Verbindingen De Graaf betreurt de bestuurlijke versplintering: “Initiatieven worden de ene keer ondersteund door openbare ruimte dan weer door economie, citymarketing of het valt onder bewustwordingscampagnes. Ook de landelijke overheid denkt teveel in sectoren, terwijl we verbindingen en combi-aanpak nodig hebben.” Verbindingen tussen burgers en boeren bloeien op ondanks de versplintering. Een mix van verlangen naar toen, korte ketens, kwaliteit en versheid brengt agrariers en stadsbewoners dichter bij elkaar. In de regio Rotterdam zoekt het Westland nadrukkelijk contact met de stad en noemt een groep agrariërs in Midden Delfland zich ’stadsboeren’ en ook rond Almere vervagen de grenzen.
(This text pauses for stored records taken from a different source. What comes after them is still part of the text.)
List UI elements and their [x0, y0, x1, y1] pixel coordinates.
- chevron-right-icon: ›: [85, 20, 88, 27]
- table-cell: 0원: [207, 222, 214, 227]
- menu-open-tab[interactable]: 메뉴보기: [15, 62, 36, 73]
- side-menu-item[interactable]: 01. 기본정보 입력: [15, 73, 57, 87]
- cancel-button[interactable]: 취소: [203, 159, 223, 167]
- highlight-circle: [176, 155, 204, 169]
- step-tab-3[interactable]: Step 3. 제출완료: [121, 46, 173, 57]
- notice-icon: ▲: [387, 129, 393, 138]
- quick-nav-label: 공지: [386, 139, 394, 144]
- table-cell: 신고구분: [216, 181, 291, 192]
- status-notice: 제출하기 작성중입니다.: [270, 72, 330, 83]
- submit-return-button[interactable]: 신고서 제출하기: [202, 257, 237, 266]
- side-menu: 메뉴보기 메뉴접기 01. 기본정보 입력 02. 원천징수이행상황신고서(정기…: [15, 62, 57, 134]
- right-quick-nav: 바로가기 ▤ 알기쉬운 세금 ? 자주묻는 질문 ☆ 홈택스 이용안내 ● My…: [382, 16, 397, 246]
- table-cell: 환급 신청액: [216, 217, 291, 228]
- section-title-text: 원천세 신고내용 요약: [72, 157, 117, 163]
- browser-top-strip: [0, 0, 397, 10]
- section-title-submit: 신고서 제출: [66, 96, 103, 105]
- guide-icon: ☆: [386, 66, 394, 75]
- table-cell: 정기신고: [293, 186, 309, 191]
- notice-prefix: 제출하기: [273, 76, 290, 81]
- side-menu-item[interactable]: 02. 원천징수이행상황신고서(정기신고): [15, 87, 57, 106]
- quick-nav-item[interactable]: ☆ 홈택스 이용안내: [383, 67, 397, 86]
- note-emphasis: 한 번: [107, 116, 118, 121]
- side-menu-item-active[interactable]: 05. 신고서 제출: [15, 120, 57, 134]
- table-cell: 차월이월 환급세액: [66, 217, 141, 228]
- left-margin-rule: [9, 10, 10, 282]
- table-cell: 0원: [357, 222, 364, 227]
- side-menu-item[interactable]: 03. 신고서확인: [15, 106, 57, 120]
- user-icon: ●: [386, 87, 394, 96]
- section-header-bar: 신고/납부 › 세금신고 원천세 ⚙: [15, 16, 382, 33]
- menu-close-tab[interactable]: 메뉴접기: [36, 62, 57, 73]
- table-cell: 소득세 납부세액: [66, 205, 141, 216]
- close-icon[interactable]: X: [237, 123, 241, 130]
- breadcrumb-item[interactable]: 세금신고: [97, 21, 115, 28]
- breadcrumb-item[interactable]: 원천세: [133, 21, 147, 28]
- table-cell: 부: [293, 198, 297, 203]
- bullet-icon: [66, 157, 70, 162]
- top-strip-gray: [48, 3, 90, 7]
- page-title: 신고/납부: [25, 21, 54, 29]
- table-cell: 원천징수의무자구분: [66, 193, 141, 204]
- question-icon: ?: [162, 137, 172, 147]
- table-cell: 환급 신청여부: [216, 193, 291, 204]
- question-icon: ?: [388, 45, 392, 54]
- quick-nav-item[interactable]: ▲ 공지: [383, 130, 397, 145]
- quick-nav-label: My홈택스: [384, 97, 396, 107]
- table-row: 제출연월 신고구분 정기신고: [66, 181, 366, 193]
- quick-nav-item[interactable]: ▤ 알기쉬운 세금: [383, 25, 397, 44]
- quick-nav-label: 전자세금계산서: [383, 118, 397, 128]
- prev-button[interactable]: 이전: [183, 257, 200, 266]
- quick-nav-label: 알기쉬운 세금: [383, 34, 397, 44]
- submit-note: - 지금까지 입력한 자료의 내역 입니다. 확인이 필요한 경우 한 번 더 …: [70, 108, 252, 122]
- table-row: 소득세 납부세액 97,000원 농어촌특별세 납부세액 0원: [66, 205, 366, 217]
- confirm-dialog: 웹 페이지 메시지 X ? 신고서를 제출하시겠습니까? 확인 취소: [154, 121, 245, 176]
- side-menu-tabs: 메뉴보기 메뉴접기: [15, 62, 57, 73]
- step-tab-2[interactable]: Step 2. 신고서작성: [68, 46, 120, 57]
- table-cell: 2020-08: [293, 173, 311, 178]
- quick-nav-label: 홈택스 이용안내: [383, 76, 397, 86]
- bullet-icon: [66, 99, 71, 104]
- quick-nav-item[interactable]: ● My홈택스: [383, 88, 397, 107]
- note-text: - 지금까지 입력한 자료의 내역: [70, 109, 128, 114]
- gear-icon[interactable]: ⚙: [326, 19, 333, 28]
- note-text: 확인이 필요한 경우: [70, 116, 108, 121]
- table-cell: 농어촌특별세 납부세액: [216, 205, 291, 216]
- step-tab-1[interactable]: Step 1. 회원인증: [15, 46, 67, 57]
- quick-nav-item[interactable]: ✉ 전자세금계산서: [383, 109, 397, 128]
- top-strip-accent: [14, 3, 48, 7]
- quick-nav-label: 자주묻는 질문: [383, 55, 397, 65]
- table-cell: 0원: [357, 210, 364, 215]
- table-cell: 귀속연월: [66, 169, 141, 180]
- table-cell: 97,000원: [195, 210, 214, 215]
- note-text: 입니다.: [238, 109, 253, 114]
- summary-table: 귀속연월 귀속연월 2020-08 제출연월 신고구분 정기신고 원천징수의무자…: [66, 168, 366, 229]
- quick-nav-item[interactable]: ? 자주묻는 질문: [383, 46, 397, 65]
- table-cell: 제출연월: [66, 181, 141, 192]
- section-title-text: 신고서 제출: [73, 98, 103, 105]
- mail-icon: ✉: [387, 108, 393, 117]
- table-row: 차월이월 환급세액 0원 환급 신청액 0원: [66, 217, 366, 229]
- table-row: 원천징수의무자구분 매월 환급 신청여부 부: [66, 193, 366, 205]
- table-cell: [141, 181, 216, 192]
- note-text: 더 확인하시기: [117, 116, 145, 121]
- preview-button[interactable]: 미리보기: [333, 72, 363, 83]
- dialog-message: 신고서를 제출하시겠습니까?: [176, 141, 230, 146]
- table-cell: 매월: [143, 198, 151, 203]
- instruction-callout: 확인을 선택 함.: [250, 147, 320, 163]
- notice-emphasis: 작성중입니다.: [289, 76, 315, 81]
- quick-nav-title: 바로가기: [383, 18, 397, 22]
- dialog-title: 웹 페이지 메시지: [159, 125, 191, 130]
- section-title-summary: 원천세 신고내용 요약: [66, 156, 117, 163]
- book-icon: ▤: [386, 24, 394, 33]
Jansma: “De traditionele landbouwers hebben de stad als afzetmarkt ontdekt, stellen bedrijven open voor consumenten en ontplooien nieuwe activiteiten op het gebied van educatie en opvang. Ze kunnen de stadslandbouwers professioneel ondersteunen. Omgekeerd kunnen ze van hun stad-georiënteerde collega’s leren dat lokale afzet meer kan opbrengen.” Dat stadslandbouw bijdraagt aan de fysieke gezondheid van de burger is omstreden. Boven vers en – vaak
– biologisch hangen stadse luchten, berucht om hun hoge concentraties fijnstof en andere adembenemende componenten. Moestuincomplexen liggen regelmatig onder de rook van drukke wegen. Een andere dreiging komt van onderop: bodemverontreiniging, geen zeldzaamheid in Nederland. Zo werd eind vorig jaar een stadslandbouwproject in Dordrecht opgeschrikt door uitgebreide en ernstige vervuiling van de grond. De Graaf reageert laconiek: “De meeste stadsgrond is sowieso niet geschikt om op te tuinieren. Daarom wordt er veel in bakken gevuld met teelaarde gekweekt. Het ophogen van de grond al dan niet met een bufferlaag van worteldoek is bijna standaard. Vuildeeltjes was je er onder de kraan af. Luchtverontreiniging is eerder een probleem voor de longen van de stadsbewoner dan voor de voedselveiligheid.” Hoe moet het verder met de stadse boeren? Bouwdrift bedreigt de net ontgonnen gronden, volgens De Graaf een van de tekenen dat de overheid moeite heeft stadslandbouw als een blijvend onderdeel van de stad te zien. Met Jansma is hij het eens dat andere locaties, zoals leegstaande gebouwen (‘vertical farming’), voor de meeste vormen van stadslandbouw nog niet uit de experimentele fase zijn. Jansma: “Het zijn dure vierkante meters en er komt veel techniek bij kijken. Zon en buitenlucht zijn gratis.” En toch wordt er in Den Haag de laatste hand gelegd aan ‘de grootste stadboerderij van Europa’. Op de bovenste twee etages van het voormalige kantoorgebouw De Schilde komen een groentekas van 1.200 m2, een overdekte viskwekerij van 370 m2 en een ruimte van 250 m2 voor verwerking en verpakking. ‘Times Square of urban farming’ noemen de Zwitserse investeerders het. ‘Tilapiaflat’ bekt ook lekker.